Tuesday, January 22, 2019

Wealth and Honest Wages

Jacob, who fled his father's home after stealing his brother's blessing, has lived with his uncle, Laban, for quite a long time. He has lived and worked for the man in exchange for everything that he has, from his own herds and flocks all the way up to both of his wives and the slaves that came with them. 

It wasn't really the plan. In fact, it wasn't ever the plan. When Jacob left home, he was going to find himself a wife and then settle down somewhere and begin building his own family. When he came to Laban, he had his eyes set on one thing - Rachel - and agreed to live and serve seven years for her, a time that the Bible tells us seemed like no time at all because he loved her so deeply. And besides, if you're trying to escape your brother's potentially murderous revenge, seven years really isn't that much time. 

But seven years into it, Jacob receives not Rachel, but Leah - deceptively substituted in because Laban feared that marrying his younger daughter first would stick him with his older daughter forever. And let's be honest about Laban - he's a guy who only and always looks out for himself. He wasn't worried that Leah would never find a husband and would never have a family and would never be happy; he was concerned that he would have to take care of her forever, thus cutting into the profits he was making and damaging, perhaps, his social standing. 

So Jacob works another seven years for Rachel, and these, too, seem like no time at all because he still deeply loves her. This time, he gets Rachel, as promised, and all seems well. 

Then, Laban talks him into working another seven years as he builds his own house. Rather than gifting him a small herd to start his own life with, Laban puts him in charge of the large herds that the crafty man already owns and agrees to give him the cast-offs. Even though Jacob has married both of Laban's daughters, Laban has no interest in the establishment of Jacob's house; Jacob can have the deformed and defective. Laban wants to be rich. 

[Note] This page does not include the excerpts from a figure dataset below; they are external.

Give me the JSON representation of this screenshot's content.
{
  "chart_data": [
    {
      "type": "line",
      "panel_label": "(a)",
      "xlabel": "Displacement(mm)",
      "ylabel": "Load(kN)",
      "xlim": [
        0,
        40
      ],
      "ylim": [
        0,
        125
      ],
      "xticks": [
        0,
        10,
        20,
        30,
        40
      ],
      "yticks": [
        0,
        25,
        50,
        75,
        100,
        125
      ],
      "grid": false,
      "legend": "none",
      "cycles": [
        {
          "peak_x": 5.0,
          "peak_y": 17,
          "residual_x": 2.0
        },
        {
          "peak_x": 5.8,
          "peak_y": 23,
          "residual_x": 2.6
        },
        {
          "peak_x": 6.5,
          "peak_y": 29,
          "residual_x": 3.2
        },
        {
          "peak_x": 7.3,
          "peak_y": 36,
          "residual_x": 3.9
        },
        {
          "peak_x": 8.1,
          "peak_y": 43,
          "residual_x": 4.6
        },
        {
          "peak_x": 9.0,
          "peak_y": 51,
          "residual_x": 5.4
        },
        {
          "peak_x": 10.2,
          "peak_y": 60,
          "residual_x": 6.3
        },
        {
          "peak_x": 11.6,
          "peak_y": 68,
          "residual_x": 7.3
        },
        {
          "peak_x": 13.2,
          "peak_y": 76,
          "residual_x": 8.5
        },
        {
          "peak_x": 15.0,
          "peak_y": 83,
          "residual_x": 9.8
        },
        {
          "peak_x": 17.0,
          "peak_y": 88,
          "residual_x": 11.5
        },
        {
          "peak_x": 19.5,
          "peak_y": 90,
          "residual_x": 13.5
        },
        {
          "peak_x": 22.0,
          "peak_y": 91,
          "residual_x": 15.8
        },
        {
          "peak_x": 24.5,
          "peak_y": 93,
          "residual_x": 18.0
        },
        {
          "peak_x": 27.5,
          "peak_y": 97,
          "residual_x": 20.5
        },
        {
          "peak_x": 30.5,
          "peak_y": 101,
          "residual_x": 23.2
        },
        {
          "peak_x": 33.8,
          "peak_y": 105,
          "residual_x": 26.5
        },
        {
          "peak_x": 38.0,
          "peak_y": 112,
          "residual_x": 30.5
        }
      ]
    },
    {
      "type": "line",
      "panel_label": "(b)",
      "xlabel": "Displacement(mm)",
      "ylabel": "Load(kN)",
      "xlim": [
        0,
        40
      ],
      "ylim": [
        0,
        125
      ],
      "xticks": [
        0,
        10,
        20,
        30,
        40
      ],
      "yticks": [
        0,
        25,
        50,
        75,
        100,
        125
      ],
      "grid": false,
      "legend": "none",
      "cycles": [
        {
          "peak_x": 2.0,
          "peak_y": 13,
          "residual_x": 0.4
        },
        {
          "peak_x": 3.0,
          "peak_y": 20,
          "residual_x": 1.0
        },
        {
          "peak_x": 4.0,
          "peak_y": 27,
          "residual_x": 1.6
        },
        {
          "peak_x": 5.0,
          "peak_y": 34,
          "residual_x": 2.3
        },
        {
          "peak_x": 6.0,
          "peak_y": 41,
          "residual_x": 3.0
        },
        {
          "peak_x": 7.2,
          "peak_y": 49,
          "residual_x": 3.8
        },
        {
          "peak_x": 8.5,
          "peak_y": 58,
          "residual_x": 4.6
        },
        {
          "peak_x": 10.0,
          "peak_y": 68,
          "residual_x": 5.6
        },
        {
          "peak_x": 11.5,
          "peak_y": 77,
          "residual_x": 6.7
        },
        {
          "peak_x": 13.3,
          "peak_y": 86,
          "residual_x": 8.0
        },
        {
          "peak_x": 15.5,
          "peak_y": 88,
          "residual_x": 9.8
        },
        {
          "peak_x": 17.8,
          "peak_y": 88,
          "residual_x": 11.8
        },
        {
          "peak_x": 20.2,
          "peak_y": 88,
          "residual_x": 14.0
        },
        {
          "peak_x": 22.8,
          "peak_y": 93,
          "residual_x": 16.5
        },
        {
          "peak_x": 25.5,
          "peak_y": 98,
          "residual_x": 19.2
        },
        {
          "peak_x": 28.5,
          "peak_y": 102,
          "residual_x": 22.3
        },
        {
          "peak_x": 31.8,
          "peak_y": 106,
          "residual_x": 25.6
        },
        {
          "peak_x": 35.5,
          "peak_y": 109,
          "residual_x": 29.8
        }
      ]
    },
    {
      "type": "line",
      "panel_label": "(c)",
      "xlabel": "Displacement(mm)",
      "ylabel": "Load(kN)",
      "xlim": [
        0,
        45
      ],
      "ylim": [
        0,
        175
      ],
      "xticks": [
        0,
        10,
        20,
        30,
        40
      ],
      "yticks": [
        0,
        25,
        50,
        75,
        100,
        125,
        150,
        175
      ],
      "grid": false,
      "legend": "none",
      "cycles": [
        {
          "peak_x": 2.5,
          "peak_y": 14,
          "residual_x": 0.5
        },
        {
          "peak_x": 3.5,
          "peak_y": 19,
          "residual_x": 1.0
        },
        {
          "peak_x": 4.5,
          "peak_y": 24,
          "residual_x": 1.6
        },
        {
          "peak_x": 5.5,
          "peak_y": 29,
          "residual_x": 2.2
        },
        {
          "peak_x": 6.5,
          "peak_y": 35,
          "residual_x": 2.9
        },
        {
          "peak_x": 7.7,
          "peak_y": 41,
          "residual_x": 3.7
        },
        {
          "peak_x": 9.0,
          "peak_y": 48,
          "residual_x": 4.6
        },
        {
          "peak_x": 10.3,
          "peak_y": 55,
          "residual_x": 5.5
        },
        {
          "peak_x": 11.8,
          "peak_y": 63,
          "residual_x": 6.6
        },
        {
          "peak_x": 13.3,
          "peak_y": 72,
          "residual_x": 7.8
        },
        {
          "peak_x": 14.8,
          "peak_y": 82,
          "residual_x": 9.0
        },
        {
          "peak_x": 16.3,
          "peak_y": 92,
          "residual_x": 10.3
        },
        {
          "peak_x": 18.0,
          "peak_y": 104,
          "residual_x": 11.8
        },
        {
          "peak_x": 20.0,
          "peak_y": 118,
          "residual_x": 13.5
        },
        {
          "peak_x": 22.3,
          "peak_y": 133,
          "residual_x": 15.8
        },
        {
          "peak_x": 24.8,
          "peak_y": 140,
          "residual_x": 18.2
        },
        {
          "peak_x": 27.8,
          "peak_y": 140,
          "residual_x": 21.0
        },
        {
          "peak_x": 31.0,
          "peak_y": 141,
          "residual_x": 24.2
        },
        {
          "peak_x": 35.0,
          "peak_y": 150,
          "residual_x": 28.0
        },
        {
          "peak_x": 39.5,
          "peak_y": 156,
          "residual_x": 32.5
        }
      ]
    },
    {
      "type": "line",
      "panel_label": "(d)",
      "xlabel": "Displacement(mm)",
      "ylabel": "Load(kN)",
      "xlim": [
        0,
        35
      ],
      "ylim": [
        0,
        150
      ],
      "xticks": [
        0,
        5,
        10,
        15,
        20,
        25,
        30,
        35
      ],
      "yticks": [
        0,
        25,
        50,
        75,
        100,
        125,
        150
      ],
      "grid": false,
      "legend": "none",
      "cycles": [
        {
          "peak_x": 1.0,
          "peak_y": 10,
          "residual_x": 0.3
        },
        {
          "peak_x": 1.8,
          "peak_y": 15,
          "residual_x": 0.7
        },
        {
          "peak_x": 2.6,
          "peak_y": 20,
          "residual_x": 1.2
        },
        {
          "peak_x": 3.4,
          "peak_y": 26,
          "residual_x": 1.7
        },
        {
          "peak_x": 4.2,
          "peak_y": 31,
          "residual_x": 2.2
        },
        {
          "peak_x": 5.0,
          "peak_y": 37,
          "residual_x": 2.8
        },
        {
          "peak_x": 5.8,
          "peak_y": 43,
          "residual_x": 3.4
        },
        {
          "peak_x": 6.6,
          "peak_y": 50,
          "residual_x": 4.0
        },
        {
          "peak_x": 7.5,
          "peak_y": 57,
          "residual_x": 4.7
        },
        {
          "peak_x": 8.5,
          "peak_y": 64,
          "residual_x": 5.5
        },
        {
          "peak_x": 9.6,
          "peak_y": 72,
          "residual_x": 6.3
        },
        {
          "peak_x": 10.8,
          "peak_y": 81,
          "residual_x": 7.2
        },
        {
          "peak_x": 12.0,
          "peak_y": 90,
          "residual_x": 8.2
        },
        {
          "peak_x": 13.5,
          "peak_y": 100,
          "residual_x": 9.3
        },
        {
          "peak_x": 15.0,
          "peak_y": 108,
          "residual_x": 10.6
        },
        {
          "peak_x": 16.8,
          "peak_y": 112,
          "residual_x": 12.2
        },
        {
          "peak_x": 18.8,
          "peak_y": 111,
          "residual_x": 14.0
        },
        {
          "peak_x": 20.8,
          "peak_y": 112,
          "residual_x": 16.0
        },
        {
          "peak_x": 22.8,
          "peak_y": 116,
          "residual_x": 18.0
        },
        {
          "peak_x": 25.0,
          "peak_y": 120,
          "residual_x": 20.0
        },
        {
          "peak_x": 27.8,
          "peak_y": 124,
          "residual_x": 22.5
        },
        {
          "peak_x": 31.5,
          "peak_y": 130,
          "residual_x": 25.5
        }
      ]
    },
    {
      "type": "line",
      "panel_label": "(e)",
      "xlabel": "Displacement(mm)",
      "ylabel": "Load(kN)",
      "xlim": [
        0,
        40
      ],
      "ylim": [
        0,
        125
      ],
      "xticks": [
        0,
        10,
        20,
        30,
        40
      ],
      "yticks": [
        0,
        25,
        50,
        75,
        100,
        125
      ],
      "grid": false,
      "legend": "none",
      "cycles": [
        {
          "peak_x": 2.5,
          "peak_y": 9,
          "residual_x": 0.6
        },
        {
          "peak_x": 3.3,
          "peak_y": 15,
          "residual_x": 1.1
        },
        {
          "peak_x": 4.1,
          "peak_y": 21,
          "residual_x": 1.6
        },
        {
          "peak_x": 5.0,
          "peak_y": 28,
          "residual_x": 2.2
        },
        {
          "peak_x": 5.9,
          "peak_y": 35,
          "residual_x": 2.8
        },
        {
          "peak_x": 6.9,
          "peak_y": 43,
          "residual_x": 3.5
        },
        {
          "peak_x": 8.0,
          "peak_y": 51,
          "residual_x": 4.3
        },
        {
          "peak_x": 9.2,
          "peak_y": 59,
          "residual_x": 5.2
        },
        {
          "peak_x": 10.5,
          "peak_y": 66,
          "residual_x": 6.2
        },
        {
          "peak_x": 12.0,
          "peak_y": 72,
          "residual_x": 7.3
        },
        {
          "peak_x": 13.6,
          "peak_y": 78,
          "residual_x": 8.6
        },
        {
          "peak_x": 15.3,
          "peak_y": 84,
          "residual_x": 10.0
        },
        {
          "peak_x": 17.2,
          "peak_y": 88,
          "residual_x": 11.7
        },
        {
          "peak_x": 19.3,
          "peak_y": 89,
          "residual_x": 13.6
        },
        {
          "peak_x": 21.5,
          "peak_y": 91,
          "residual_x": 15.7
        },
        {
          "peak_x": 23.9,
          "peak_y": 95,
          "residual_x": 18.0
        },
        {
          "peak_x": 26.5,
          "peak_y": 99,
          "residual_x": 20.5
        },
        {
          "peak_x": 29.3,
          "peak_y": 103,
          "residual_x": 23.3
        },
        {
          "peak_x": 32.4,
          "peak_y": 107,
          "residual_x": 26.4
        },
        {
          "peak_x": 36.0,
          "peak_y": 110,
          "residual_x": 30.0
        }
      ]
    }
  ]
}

By the time Jacob has had enough and is preparing his family to leave - and they'll have to leave by literally running away without warning - Laban has changed the agreement he's made with Jacob time and time and time again. Never paying him what he agrees to pay him, never giving him the best of anything, always giving him the leftovers and the broken if he gives him anything at all, taking all that he can and giving the least he can get away with. 

And Jacob is a very wealthy man because of it

Let that sink in for a second. Jacob has spent decades in honest labor in a dishonest place. He has worked hard and with integrity for a master who has been deceptive and dishonest at every turn. He has served faithfully when he has not received his due. And somehow, he has this large, glorious house that is his. It's his. If Laban goes through Jacob's house and takes inventory of everything, he'll find nothing that was not at one point one of the man's dishonest wages. He'll find nothing that he didn't, in fact, give to Jacob by his own contract, even when he thought he was giving the man nothing at all. 

We're often told that if we want to succeed in this world, we have to do it the way the world does it. We're told that "that's just how things work," and we're expected to not only accept it, but to become just as skilled at it as anyone else. A lot of Christians would change a man's wages and not bat an eye because "that's the way the world works." It's not how we want it to work, but we've accepted that that's how it is. 

Jacob accepted it, too, but he never succumbed to it. He never traded in his own integrity on shifting sands. He submitted himself to Laban's rules, but he never played by them himself. And now, look at his house. Look at his wives and his sons, twelve of them. Look at his flocks and his herds. Look at the immense gifts he was able to send ahead to his brother, Esau, and how many camps he had to divide his household into for travel. 

All full of dishonest wages...honestly earned. 

Say that again - dishonest wages honestly earned. 

So no, you don't have to do it the world's way. You can do it God's way. And maybe it seems like you're getting taken, maybe it seems like you're being used. Maybe it seems like you're foolish, like your love or whatever has made you head-over-heels blind and this world has played you for a sap. Maybe it looks like that. 

But look around the see the house you're building. Look around and see what integrity gets you. It's really amazing.

More amazing still when the world sees your riches and starts to take inventory...only to find that there's nothing there it didn't contract to give you. Nothing there but the dishonest wages you honestly earned. Nothing there but something truly glorious.